There are only a couple of things you can truly be sure of when you settle in your seat to watch Accomplice, the first play in the new White Rock Players’ season (opening Oct. 12, 8 p.m., at Coast Capital Playhouse, 1532 Johnston Rd.).
1. Playwright Rupert Holmes is the same Rupert Holmes who wrote and sang the 1979-80 pop hit Escape (The Pina Colada Song).
He was also responsible for the 1986 Tony award-winner The Mystery of Edwin Drood, which turned an unfinished Charles Dickens’ novel into a musical.
2. Accomplice is not a musical.
But everything else about this comedy-mystery-thriller is open to question, director David Lloyd Austin (The Passion of Dracula) admits.
A bit of a bomb when it first arrived on Broadway in 1990 – it clearly confused a staid, traditionalist audience – the show has become something of a cause celebre that has been gathering momentum ever since.
It’s a clever conundrum in a similar vein to Anthony Shaffer’s plays Sleuth and Whodunnit, a brain-teaser guaranteed to make all but the most alert scratch their heads at the surprising revelations in store.
Forget the old standby description: ‘nothing quite is what it seems.’ Accomplice leaves it in the dust.
“The marketing line they used in 1990 was ‘whatever you see and hear in the first act – don’t believe a word of it’,” Austin said.
He remembers his own reaction when he first read the play, sitting on a beach near his current part-time residence in Bucerias, north of Puerto Vallarta in Mexico.
“I came to a certain page in the script and said, out loud, ‘where the hell did that come from?’” he recalled with a chuckle.
Holmes’ elaborately constructed puzzle has so many twists and turns, Austin said, that – quite apart from his wish not to give anything away – it actually beggars description.
He agreed that, in its multiple layers, it’s not unlike one of those Russian wooden dolls that encloses many other versions of itself.
There’s no harm in stating that Accomplice opens as a traditional English mystery thriller of the kind beloved by fans of Agatha Christie. A renovated mill house on the moors provides the setting for a conversation between the residents, married couple Derek and Janet Taylor – a conversation that soon takes a sinister turn.
That’s only the beginning of the fun and deception, however.
One shouldn’t lose sight of the fact that Accomplice is also very much a satire, Austin said.
“It’s quite hilarious, actually. But it’s got to be done straight. The actors have to realize that they’re not funny – it’s the lines that are funny. We’ll keep our fingers crossed – it’s the toughest kind of theatre to do.”
There’s no doubt, however, that he has enlisted some strong talents for the challenge.
The first-seen couple are played by well-known players Ben Odberg and Lori Tych, both recent Community Theatre Coalition award nominees for their leading roles in last season’s Earth and Sky.
Joining them on stage are equally familiar face Brent Cross, along with relative newcomer Sunny Stump.
“Ben is coming up with some fantastic ideas and Lori is so believable,” Austin said.

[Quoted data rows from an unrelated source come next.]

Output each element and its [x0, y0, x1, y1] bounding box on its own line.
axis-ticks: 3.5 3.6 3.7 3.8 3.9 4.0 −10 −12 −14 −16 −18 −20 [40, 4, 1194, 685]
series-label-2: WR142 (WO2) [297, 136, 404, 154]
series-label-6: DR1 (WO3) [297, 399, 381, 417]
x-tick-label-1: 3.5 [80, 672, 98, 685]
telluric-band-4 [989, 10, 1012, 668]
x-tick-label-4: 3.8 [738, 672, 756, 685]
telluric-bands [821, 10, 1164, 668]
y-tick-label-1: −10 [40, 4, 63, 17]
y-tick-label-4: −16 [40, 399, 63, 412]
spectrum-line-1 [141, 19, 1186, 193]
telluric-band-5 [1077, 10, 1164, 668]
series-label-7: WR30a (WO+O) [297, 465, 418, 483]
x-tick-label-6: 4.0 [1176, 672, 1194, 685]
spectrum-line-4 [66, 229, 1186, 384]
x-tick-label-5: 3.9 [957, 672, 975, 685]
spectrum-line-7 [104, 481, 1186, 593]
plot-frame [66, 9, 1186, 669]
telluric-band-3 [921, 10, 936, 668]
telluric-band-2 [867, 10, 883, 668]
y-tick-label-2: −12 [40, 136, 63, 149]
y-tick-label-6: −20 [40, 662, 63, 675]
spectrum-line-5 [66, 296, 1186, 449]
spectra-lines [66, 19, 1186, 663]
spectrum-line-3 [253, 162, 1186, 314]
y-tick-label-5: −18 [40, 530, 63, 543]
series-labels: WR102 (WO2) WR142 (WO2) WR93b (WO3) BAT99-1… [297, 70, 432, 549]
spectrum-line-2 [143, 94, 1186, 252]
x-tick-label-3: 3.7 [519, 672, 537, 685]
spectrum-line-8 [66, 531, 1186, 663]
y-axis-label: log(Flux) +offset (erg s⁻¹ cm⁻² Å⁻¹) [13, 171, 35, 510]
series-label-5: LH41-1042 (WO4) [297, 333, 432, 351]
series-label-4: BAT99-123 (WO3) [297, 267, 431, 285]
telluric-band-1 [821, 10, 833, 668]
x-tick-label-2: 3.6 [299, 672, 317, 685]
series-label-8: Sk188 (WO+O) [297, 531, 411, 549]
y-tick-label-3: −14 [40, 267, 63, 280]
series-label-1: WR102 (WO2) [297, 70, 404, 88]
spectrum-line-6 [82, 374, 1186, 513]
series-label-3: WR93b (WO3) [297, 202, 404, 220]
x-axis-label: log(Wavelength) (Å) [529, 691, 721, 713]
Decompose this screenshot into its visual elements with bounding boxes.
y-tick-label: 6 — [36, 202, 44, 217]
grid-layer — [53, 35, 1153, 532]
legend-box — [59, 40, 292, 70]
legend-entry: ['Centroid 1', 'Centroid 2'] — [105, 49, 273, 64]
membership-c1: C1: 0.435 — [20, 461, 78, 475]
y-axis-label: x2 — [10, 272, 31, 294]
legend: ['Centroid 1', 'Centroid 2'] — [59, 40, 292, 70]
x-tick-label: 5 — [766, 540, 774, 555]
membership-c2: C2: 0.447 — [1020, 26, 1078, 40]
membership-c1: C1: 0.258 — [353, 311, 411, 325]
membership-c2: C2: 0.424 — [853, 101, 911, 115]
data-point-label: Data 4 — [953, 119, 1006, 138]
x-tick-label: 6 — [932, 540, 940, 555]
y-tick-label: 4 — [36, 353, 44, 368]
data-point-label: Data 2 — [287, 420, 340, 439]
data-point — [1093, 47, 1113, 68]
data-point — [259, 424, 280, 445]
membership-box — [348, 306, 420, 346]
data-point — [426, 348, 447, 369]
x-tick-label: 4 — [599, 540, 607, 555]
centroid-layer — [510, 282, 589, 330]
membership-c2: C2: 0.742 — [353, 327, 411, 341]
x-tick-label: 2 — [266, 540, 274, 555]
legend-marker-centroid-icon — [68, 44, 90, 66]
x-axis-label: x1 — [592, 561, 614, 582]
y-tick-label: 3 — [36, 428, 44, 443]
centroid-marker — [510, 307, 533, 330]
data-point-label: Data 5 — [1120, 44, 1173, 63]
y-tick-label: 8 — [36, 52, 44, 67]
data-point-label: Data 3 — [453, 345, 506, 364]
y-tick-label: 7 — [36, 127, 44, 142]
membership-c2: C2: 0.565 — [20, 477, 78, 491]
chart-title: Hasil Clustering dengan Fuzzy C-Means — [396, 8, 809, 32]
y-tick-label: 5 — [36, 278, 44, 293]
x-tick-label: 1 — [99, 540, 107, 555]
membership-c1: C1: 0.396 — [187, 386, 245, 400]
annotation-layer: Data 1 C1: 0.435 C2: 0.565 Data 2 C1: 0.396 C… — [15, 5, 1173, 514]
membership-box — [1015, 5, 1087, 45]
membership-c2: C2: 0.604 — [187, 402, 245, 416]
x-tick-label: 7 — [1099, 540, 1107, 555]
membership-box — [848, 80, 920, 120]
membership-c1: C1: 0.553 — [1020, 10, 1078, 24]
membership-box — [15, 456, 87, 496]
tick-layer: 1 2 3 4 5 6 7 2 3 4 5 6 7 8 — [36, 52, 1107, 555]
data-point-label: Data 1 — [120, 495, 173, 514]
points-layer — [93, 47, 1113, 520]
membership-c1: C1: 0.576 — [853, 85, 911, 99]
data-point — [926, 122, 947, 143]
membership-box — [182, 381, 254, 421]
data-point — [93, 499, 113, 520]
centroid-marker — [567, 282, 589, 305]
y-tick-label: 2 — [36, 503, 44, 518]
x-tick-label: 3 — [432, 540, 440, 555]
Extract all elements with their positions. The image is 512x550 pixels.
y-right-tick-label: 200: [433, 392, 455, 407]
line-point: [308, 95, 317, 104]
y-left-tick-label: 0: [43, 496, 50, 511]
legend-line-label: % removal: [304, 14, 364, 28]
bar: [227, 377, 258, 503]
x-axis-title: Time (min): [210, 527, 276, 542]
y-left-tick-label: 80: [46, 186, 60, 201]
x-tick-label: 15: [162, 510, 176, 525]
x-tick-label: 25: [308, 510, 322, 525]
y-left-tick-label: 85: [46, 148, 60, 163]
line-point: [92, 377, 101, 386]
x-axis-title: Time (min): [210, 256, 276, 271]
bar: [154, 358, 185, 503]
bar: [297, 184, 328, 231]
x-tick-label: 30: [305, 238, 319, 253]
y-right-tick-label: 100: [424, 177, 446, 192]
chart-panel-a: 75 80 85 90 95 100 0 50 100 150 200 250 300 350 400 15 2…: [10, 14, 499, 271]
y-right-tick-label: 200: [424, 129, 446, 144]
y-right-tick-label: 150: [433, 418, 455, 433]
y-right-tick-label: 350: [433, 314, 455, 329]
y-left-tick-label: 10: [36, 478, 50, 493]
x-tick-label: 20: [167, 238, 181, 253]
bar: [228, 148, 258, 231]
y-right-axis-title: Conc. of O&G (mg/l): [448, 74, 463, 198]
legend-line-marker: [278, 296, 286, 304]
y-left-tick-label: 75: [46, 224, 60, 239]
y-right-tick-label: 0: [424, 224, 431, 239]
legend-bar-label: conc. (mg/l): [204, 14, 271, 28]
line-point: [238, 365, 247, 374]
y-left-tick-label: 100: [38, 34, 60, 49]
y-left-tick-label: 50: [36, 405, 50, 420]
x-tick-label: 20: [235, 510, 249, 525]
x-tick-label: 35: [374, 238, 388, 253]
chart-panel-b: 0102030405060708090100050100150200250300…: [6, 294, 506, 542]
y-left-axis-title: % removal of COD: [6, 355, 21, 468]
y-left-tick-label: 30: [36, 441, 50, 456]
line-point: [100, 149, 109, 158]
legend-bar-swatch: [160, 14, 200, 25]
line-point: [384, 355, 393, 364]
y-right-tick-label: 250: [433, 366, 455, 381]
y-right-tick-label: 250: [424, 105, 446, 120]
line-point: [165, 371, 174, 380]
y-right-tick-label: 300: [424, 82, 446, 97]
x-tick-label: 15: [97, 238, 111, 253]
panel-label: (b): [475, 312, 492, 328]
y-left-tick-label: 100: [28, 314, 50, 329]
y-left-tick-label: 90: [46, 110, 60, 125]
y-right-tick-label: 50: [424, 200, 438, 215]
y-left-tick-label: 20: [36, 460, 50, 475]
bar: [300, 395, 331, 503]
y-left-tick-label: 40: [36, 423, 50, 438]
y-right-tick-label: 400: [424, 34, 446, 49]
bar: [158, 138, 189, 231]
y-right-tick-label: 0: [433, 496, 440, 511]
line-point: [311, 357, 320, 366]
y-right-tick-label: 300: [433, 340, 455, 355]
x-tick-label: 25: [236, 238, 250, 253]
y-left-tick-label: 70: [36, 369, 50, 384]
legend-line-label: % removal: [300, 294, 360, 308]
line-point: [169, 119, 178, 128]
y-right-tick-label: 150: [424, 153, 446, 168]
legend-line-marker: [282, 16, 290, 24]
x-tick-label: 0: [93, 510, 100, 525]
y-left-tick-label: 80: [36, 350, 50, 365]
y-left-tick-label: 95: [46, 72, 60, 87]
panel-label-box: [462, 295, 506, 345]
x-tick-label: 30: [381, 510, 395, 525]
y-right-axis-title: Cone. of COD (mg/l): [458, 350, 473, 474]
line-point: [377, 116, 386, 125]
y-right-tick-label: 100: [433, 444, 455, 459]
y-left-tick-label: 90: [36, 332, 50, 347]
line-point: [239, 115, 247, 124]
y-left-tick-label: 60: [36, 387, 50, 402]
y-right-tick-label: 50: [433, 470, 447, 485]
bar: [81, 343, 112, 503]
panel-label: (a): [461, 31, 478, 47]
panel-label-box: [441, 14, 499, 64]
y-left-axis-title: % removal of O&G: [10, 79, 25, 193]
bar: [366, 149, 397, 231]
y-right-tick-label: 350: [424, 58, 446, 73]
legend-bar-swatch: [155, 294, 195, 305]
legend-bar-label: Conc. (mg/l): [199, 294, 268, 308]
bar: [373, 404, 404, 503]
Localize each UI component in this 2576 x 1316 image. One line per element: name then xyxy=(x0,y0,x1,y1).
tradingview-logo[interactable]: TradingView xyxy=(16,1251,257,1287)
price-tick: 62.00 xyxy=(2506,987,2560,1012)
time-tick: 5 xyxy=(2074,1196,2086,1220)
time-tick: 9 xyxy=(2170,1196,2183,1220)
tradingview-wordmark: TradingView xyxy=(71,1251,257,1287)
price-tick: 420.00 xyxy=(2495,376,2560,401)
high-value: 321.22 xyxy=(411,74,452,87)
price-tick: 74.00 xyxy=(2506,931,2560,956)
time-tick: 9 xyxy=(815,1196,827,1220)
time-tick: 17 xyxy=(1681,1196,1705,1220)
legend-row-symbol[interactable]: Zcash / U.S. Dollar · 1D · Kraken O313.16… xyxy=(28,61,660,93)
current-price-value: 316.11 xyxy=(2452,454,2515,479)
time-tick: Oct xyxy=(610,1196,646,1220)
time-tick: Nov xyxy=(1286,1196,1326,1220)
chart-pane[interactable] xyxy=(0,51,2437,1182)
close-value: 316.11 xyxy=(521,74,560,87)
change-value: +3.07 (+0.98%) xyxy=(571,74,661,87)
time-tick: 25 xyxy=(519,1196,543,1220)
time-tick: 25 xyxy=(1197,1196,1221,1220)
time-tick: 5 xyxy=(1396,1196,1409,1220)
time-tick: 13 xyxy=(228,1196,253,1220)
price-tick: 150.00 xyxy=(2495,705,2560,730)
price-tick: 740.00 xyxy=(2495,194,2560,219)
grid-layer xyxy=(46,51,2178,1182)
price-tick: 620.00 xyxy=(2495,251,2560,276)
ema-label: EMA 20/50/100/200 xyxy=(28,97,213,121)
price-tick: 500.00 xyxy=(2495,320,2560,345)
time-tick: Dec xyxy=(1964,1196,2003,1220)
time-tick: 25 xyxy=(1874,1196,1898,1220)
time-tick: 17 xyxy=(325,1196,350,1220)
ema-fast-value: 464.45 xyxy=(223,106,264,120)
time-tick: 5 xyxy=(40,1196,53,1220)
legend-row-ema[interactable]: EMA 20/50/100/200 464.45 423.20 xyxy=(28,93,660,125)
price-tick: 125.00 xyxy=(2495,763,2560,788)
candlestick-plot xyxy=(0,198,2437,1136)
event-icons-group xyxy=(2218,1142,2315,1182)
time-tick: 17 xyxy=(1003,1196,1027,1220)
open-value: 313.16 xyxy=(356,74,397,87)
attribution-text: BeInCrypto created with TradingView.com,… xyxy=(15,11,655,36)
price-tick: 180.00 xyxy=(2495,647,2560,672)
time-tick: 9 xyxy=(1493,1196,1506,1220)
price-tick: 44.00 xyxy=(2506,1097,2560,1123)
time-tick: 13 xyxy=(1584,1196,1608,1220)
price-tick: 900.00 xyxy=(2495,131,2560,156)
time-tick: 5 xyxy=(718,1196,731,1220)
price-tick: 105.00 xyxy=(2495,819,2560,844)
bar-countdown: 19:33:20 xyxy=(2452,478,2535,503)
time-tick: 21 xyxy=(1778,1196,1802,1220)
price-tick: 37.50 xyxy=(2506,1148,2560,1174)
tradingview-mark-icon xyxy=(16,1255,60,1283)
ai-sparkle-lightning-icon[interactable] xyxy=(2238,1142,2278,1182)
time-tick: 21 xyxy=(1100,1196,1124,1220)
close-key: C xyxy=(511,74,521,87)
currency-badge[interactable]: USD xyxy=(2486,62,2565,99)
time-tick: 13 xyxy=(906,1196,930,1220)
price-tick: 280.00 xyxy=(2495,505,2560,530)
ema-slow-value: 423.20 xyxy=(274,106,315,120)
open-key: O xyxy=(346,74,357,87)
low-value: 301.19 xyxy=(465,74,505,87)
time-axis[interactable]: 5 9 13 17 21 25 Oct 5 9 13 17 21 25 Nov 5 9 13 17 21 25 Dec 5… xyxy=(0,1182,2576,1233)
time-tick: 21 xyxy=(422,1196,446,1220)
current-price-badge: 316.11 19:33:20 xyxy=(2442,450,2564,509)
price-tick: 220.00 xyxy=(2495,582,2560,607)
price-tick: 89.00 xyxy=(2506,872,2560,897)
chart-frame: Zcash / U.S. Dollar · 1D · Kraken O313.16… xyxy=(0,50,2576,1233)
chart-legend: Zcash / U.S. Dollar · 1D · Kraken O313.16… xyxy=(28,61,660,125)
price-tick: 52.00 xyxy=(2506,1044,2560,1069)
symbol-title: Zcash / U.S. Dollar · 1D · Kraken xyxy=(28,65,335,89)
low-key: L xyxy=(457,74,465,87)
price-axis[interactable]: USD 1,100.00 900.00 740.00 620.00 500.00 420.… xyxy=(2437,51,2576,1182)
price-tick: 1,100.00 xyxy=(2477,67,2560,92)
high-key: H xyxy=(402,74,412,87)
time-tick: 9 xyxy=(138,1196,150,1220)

“Even when she’s backstage or asking for a line, she does it in character – she’s known for that. Brent is growing and learning all the time, and while Sunny hasn’t done as much she plays a perfect character role in this.”
What changes Austin has made in the current version of Accomplice are aimed principally at clarity, he noted.
“I said to the White Rock Players ‘I’ll do it, but I have to simplify it’,” he said.
“Holmes himself says he realizes that not many theatre groups are able to do this, technically. We have to make sure there is clarity in the scene breaks, to give that extra second or two to let people absorb what’s just happened.”
But there is one hint for those who love to solve a puzzle – be sure to give careful scrutiny to the program you’re handed as you go into the theatre.
“It’s unique – even the program plays an important part in the plot,” Austin said.